Growing up in Moose Factory, Ontario, Wabano said becoming a fashion designer, stylist and consultant was a natural transition after a childhood shaped by her Cree culture.
“You know, fashion is a part of our lives as tribal peoples,” Wabano said.
“Whether you’re attending a ceremony, whether you’re attending a powwow, fashion is just a way of showing an extension of our identity stories, telling our family stories and also telling stories about ourselves and our identities.”
Wabano said there is a lack of indigenous representation in the fashion industry.
“So I want to bring more Indigenous representation and more Indigenous voices, especially dual spirit voices, into this industry because it needs to switch and turn around,” they said.
They helped bring that representation to the industry with the Wabano genderless streetwear brand, which focuses on uplifting indigiquers and people of two minds.
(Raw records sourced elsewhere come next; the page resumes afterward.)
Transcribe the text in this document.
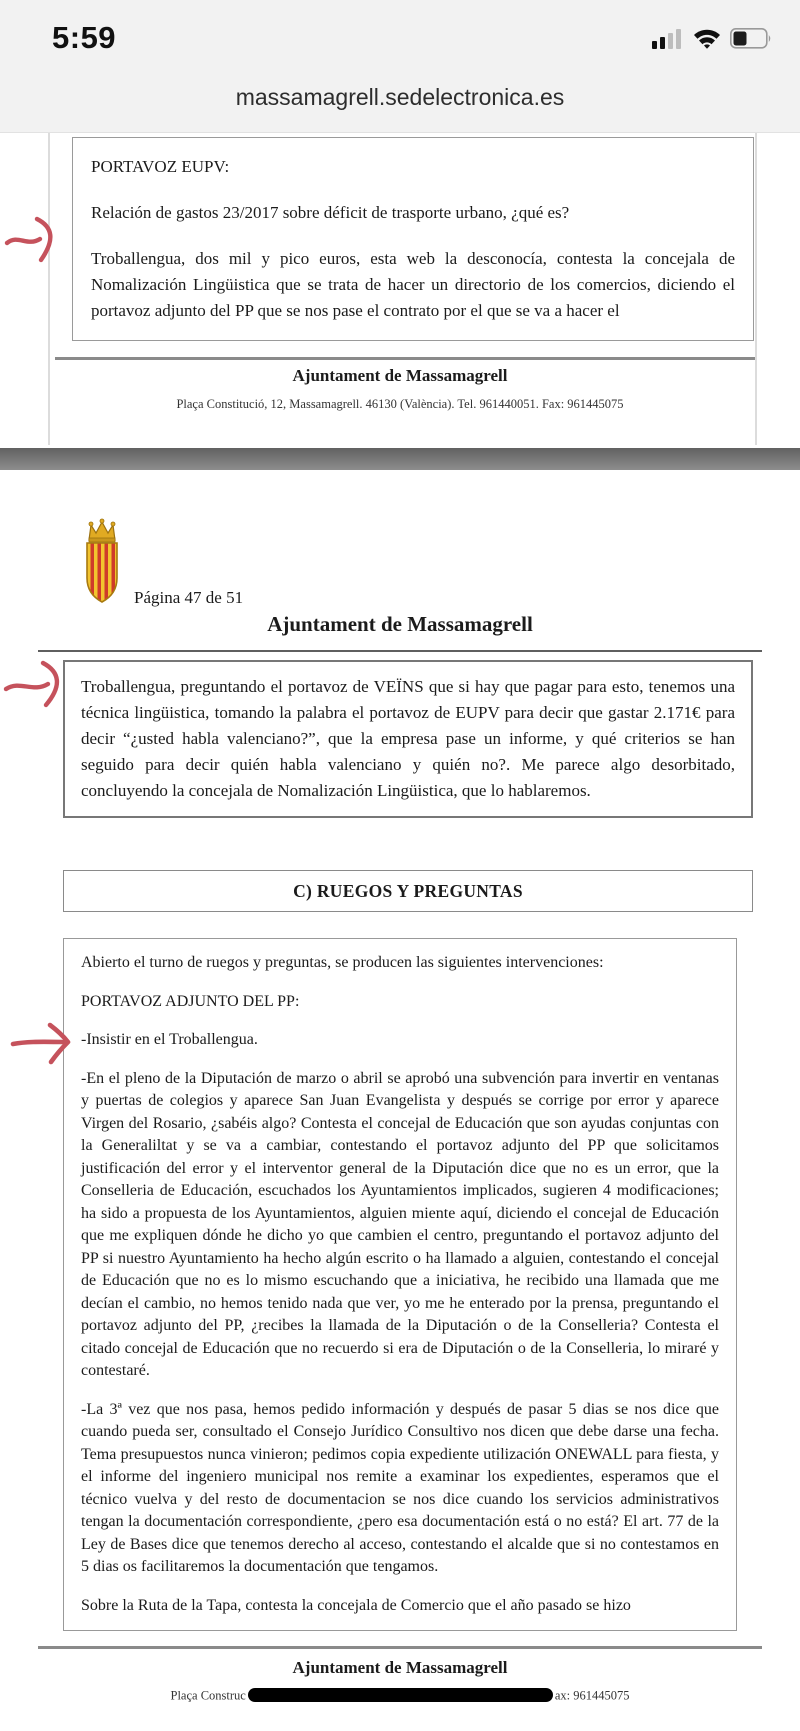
5:59
massamagrell.sedelectronica.es
PORTAVOZ EUPV:
Relación de gastos 23/2017 sobre déficit de trasporte urbano, ¿qué es?
Troballengua, dos mil y pico euros, esta web la desconocía, contesta la concejala de Nomalización Lingüistica que se trata de hacer un directorio de los comercios, diciendo el portavoz adjunto del PP que se nos pase el contrato por el que se va a hacer el
Ajuntament de Massamagrell
Plaça Constitució, 12, Massamagrell. 46130 (València). Tel. 961440051. Fax: 961445075
Página 47 de 51
Ajuntament de Massamagrell
Troballengua, preguntando el portavoz de VEÏNS que si hay que pagar para esto, tenemos una técnica lingüistica, tomando la palabra el portavoz de EUPV para decir que gastar 2.171€ para decir “¿usted habla valenciano?”, que la empresa pase un informe, y qué criterios se han seguido para decir quién habla valenciano y quién no?. Me parece algo desorbitado, concluyendo la concejala de Nomalización Lingüistica, que lo hablaremos.
C) RUEGOS Y PREGUNTAS

Abierto el turno de ruegos y preguntas, se producen las siguientes intervenciones:

PORTAVOZ ADJUNTO DEL PP:

-Insistir en el Troballengua.

-En el pleno de la Diputación de marzo o abril se aprobó una subvención para invertir en ventanas y puertas de colegios y aparece San Juan Evangelista y después se corrige por error y aparece Virgen del Rosario, ¿sabéis algo? Contesta el concejal de Educación que son ayudas conjuntas con la Generaliltat y se va a cambiar, contestando el portavoz adjunto del PP que solicitamos justificación del error y el interventor general de la Diputación dice que no es un error, que la Conselleria de Educación, escuchados los Ayuntamientos implicados, sugieren 4 modificaciones; ha sido a propuesta de los Ayuntamientos, alguien miente aquí, diciendo el concejal de Educación que me expliquen dónde he dicho yo que cambien el centro, preguntando el portavoz adjunto del PP si nuestro Ayuntamiento ha hecho algún escrito o ha llamado a alguien, contestando el concejal de Educación que no es lo mismo escuchando que a iniciativa, he recibido una llamada que me decían el cambio, no hemos tenido nada que ver, yo me he enterado por la prensa, preguntando el portavoz adjunto del PP, ¿recibes la llamada de la Diputación o de la Conselleria? Contesta el citado concejal de Educación que no recuerdo si era de Diputación o de la Conselleria, lo miraré y contestaré.

-La 3ª vez que nos pasa, hemos pedido información y después de pasar 5 dias se nos dice que cuando pueda ser, consultado el Consejo Jurídico Consultivo nos dicen que debe darse una fecha. Tema presupuestos nunca vinieron; pedimos copia expediente utilización ONEWALL para fiesta, y el informe del ingeniero municipal nos remite a examinar los expedientes, esperamos que el técnico vuelva y del resto de documentacion se nos dice cuando los servicios administrativos tengan la documentación correspondiente, ¿pero esa documentación está o no está? El art. 77 de la Ley de Bases dice que tenemos derecho al acceso, contestando el alcalde que si no contestamos en 5 dias os facilitaremos la documentación que tengamos.

Sobre la Ruta de la Tapa, contesta la concejala de Comercio que el año pasado se hizo

Ajuntament de Massamagrell
Plaça Construc	ax: 961445075
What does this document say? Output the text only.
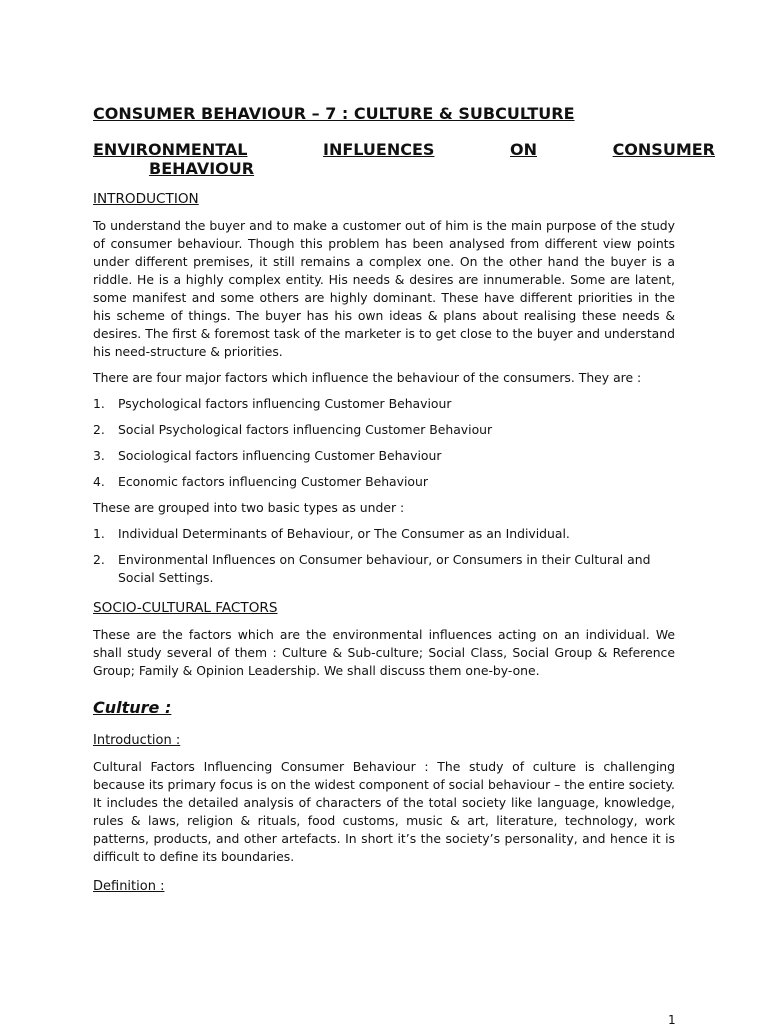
CONSUMER BEHAVIOUR – 7 : CULTURE & SUBCULTURE
ENVIRONMENTAL	INFLUENCES	ON	CONSUMER
BEHAVIOUR
INTRODUCTION

To understand the buyer and to make a customer out of him is the main purpose of the study of consumer behaviour. Though this problem has been analysed from different view points under different premises, it still remains a complex one. On the other hand the buyer is a riddle. He is a highly complex entity. His needs & desires are innumerable. Some are latent, some manifest and some others are highly dominant. These have different priorities in the his scheme of things. The buyer has his own ideas & plans about realising these needs & desires. The first & foremost task of the marketer is to get close to the buyer and understand his need-structure & priorities.

There are four major factors which influence the behaviour of the consumers. They are :

1.	Psychological factors influencing Customer Behaviour
2.	Social Psychological factors influencing Customer Behaviour
3.	Sociological factors influencing Customer Behaviour
4.	Economic factors influencing Customer Behaviour

These are grouped into two basic types as under :

1.	Individual Determinants of Behaviour, or The Consumer as an Individual.
2.	Environmental Influences on Consumer behaviour, or Consumers in their Cultural and Social Settings.
SOCIO-CULTURAL FACTORS

These are the factors which are the environmental influences acting on an individual. We shall study several of them : Culture & Sub-culture; Social Class, Social Group & Reference Group; Family & Opinion Leadership. We shall discuss them one-by-one.

Culture :
Introduction :

Cultural Factors Influencing Consumer Behaviour : The study of culture is challenging because its primary focus is on the widest component of social behaviour – the entire society. It includes the detailed analysis of characters of the total society like language, knowledge, rules & laws, religion & rituals, food customs, music & art, literature, technology, work patterns, products, and other artefacts. In short it’s the society’s personality, and hence it is difficult to define its boundaries.

Definition :
1
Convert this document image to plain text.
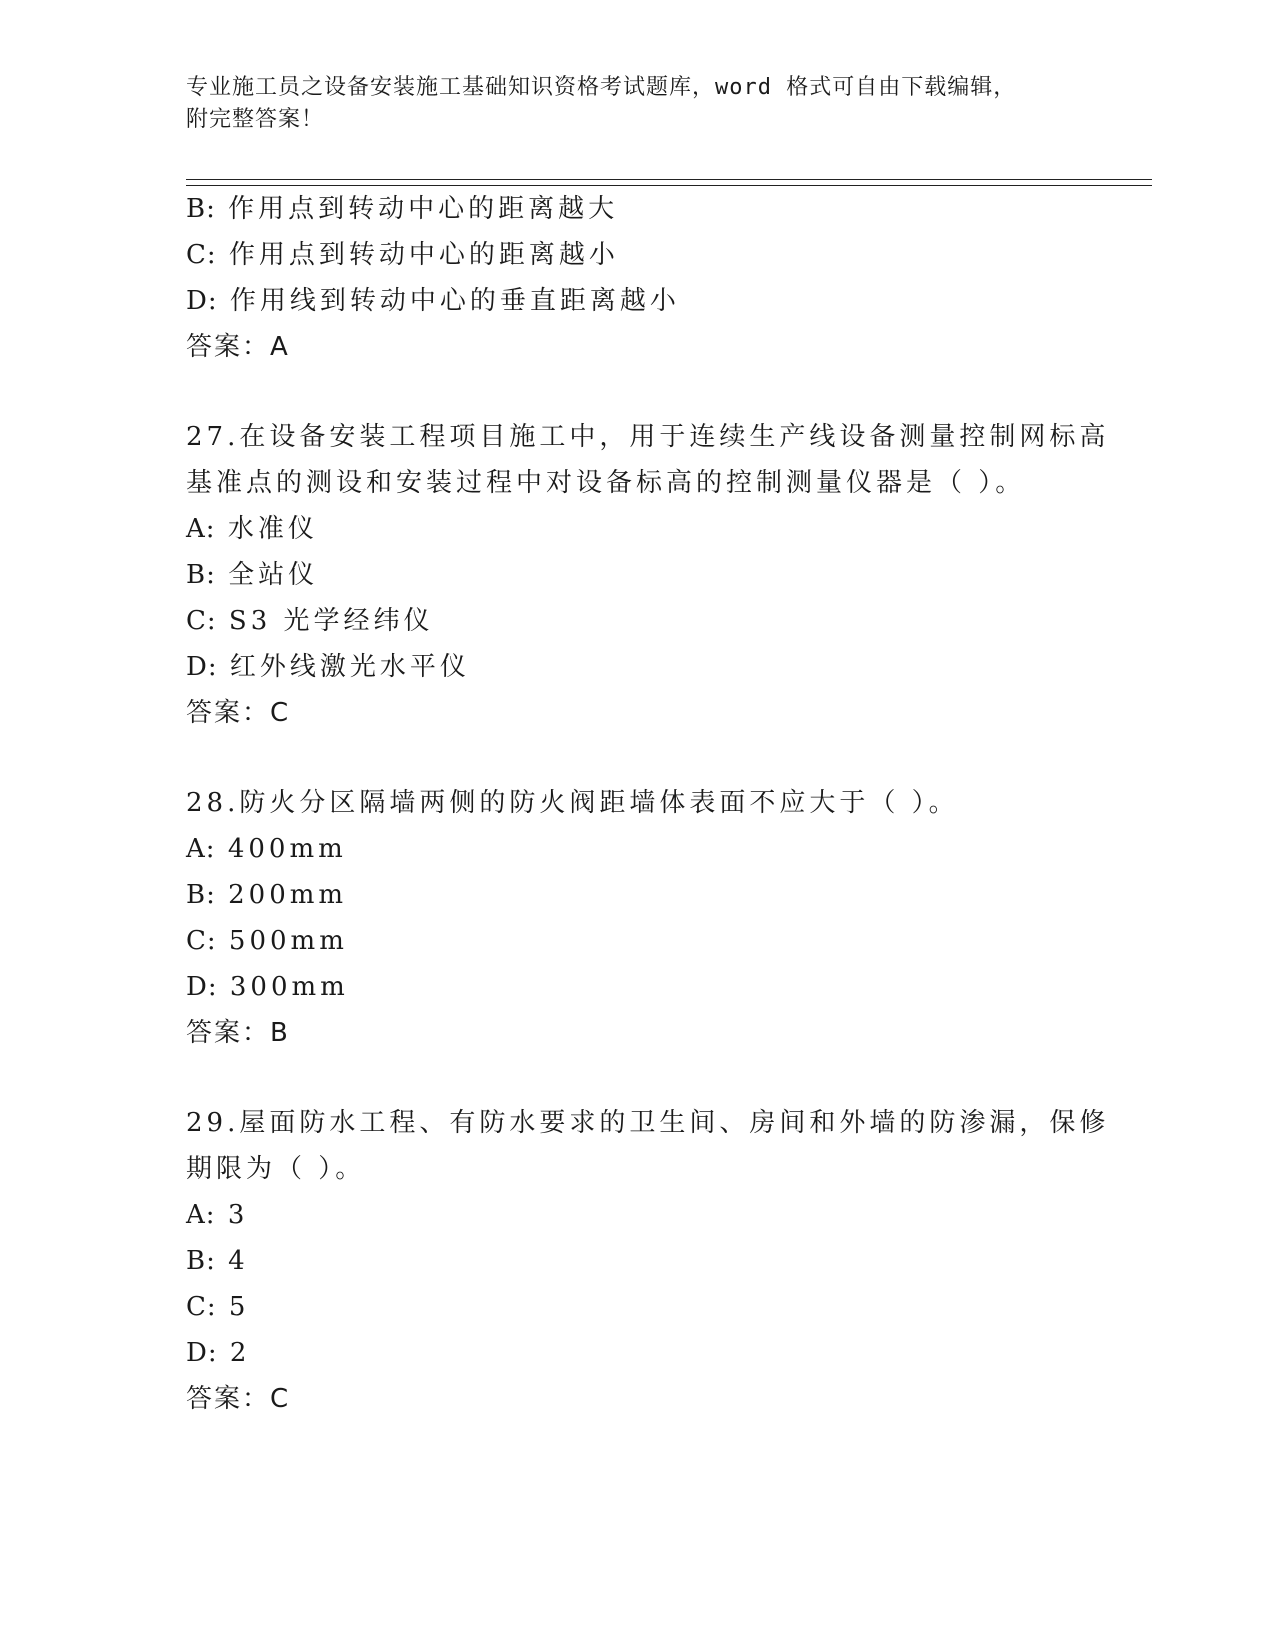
专业施工员之设备安装施工基础知识资格考试题库，word 格式可自由下载编辑，
附完整答案！
B: 作用点到转动中心的距离越大
C: 作用点到转动中心的距离越小
D: 作用线到转动中心的垂直距离越小
答案：A
27.在设备安装工程项目施工中，用于连续生产线设备测量控制网标高
基准点的测设和安装过程中对设备标高的控制测量仪器是（ ）。
A: 水准仪
B: 全站仪
C: S3 光学经纬仪
D: 红外线激光水平仪
答案：C
28.防火分区隔墙两侧的防火阀距墙体表面不应大于（ ）。
A: 400mm
B: 200mm
C: 500mm
D: 300mm
答案：B
29.屋面防水工程、有防水要求的卫生间、房间和外墙的防渗漏，保修
期限为（ ）。
A: 3
B: 4
C: 5
D: 2
答案：C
Wabano has also worked with Indigenous companies and large corporations like Sephora Canada, IKEA Canada and Nike to bring more Indigenous voices to their brands.
They said many brands have had tribal peoples on camera as a form of tokenism without applying their ideas.
“But now many brands are actually working to decolonize the way their brand is and bring more indigenous voices and indigenous presences behind and in front of the camera as well,” Wabano said.
Outside of fashion, Wabano was also an advocate for indigiquers and people of two minds. They plan to start a new two-spirit association in their home church to support people in remote regions like the James Bay coast.
The University of Toronto’s Dalla Lana School of Public Health defines two-spirit as “a person who has both a male and a female spirit and is used by some indigenous peoples to describe their sexual, gender, and/or spiritual identity “.